Speed loose is 'huge', very 'huge'.... on my test from 993MiB/s to 13.8MiB/s.
It is a Laptop where i put two Samsumng SSD 740 EVO, one in normal 2.5 slot, the other on a caddy where the dvd was... 8GIB ram and a processor quite old without AES and only 3GHz with Dual core.
I agree with Anonymous, i had done a test on a 64GiB RAM Ryzen 7 2700x (16 threads on 8 cores) and when Rendering (CPU is max used) the I/O on the LUKs SSD drops down a lot.
Most if using not AES, using cascade (LUKS over LUKS) with algorithms that must run on the CPU while no CPU is free to be used since it is been used on Rendering.

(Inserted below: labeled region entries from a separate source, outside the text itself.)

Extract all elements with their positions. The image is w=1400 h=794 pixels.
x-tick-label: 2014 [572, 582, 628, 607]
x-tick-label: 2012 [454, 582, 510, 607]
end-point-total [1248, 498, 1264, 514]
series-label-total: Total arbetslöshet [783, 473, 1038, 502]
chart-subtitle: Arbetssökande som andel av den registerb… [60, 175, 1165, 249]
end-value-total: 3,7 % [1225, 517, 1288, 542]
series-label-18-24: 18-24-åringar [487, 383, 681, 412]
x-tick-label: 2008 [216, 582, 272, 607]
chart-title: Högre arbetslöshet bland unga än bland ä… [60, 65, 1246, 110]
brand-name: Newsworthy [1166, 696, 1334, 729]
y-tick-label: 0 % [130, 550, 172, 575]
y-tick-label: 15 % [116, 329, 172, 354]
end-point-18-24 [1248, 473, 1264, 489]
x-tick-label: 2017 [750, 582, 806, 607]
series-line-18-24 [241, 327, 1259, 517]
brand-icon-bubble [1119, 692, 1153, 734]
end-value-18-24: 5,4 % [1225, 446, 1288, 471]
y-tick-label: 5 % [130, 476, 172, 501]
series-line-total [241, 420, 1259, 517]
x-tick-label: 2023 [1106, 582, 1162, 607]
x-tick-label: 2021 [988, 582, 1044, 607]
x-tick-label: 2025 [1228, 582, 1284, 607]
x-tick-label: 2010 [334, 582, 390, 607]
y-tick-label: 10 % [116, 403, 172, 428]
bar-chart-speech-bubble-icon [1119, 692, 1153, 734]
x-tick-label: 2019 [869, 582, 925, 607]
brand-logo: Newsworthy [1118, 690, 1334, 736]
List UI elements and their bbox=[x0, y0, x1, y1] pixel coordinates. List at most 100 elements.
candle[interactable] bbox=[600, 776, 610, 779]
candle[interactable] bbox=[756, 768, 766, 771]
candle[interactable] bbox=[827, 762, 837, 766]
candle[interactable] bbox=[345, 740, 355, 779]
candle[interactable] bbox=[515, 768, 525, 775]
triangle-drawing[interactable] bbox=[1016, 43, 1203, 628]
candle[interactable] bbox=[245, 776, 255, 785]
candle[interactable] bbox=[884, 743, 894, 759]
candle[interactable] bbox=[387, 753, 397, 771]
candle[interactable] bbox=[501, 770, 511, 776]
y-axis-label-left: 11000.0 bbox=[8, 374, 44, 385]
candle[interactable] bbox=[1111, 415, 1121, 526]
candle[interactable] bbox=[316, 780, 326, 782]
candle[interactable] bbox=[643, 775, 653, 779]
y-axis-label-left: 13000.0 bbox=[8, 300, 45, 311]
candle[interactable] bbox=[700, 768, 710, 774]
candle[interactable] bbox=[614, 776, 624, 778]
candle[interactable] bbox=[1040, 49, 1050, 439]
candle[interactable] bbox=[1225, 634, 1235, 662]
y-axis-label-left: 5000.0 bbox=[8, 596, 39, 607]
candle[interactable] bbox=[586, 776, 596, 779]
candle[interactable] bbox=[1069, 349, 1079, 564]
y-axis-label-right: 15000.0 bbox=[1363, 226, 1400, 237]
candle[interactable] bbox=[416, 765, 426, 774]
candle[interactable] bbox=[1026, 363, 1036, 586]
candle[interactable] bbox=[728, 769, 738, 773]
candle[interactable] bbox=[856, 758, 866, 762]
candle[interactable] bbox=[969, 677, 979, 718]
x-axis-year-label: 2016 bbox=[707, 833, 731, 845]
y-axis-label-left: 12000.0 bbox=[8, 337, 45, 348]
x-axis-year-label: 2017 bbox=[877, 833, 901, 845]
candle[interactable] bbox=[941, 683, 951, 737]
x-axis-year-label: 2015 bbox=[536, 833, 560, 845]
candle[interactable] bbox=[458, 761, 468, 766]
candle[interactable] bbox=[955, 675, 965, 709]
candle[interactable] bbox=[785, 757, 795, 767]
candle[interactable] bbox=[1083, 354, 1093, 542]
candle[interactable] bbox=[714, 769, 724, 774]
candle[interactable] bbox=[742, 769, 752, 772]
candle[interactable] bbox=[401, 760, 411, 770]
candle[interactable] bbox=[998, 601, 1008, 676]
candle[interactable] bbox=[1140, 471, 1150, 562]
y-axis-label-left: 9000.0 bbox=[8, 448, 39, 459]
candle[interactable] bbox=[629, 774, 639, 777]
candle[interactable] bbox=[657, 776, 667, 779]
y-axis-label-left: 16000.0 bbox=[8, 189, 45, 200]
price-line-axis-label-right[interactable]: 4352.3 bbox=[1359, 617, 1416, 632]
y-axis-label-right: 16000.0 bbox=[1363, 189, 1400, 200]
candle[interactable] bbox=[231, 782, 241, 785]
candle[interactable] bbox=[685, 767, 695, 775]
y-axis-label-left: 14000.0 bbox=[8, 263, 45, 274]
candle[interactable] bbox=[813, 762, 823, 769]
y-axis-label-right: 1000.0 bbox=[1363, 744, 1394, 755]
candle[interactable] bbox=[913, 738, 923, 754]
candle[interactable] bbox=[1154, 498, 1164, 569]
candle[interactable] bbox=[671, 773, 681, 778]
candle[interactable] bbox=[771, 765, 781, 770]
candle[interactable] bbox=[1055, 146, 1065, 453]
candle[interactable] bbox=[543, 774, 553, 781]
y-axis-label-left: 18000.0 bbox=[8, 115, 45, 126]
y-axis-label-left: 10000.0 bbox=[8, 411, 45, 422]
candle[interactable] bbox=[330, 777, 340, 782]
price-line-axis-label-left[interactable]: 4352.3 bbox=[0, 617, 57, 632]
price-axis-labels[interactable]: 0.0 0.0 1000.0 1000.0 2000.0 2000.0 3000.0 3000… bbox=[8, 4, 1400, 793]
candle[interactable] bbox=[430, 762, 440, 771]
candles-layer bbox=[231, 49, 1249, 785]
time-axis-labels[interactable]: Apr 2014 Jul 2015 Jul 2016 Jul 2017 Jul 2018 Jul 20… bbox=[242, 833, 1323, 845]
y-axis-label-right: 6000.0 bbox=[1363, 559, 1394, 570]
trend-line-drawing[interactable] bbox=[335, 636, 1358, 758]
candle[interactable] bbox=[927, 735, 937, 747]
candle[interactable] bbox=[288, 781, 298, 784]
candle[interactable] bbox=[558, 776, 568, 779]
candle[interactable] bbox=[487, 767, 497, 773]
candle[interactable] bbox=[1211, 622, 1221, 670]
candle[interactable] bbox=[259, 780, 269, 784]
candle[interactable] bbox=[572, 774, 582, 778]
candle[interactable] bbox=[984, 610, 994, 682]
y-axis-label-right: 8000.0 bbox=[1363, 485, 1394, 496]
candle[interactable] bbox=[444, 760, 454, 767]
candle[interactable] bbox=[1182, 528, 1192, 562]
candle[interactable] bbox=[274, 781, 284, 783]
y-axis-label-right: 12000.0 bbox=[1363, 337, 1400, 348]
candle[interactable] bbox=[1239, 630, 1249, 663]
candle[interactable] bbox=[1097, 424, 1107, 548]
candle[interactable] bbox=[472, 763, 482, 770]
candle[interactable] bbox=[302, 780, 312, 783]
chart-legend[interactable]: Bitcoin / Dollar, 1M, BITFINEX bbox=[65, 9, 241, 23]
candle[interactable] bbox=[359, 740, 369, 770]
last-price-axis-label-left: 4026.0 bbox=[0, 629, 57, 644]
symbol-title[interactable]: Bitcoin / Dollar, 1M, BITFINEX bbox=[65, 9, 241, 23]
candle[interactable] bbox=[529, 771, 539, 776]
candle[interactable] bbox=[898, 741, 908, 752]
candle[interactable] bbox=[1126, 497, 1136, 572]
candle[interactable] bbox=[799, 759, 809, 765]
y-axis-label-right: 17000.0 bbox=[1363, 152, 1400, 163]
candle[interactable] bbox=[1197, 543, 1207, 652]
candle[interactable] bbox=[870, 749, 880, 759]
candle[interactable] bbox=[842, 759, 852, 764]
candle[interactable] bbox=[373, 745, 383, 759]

Identical situation for fast transcoding MPEG2 (DVD VOBs) to MP4, cpu is maxed out so there is no CPU free for LUKS.
Just a tip: If we would talk about fast NVMe (3000MiB/s write) the drop down is the same, you get a few megabytes per second writes when CPU is being used intensibly.
And that tested on a 4.35GHz Ryzen 7 2700X (8 cores / 16 threads) with 64GiB RAM 3200MHz.
Another Tip: AES is broken and has back-doors, worst if it is the hardware builtin "Intel" processors AES (or also worst disk drive internal AES), to be safe do not use AES for LUKS, neither use hard disk drives (HDD and/or SSD) with built-in hardware encryption, if you do not use ATA-passwords on them any one malicious can launch a fast command (in less than 0.1s) to it and activate a ATA-password change (from empty to non empty) and on next power down your data is hijacked, you can not access that disk without that ATA-password.
Software encryption is against speed, hardware encription is not even safe.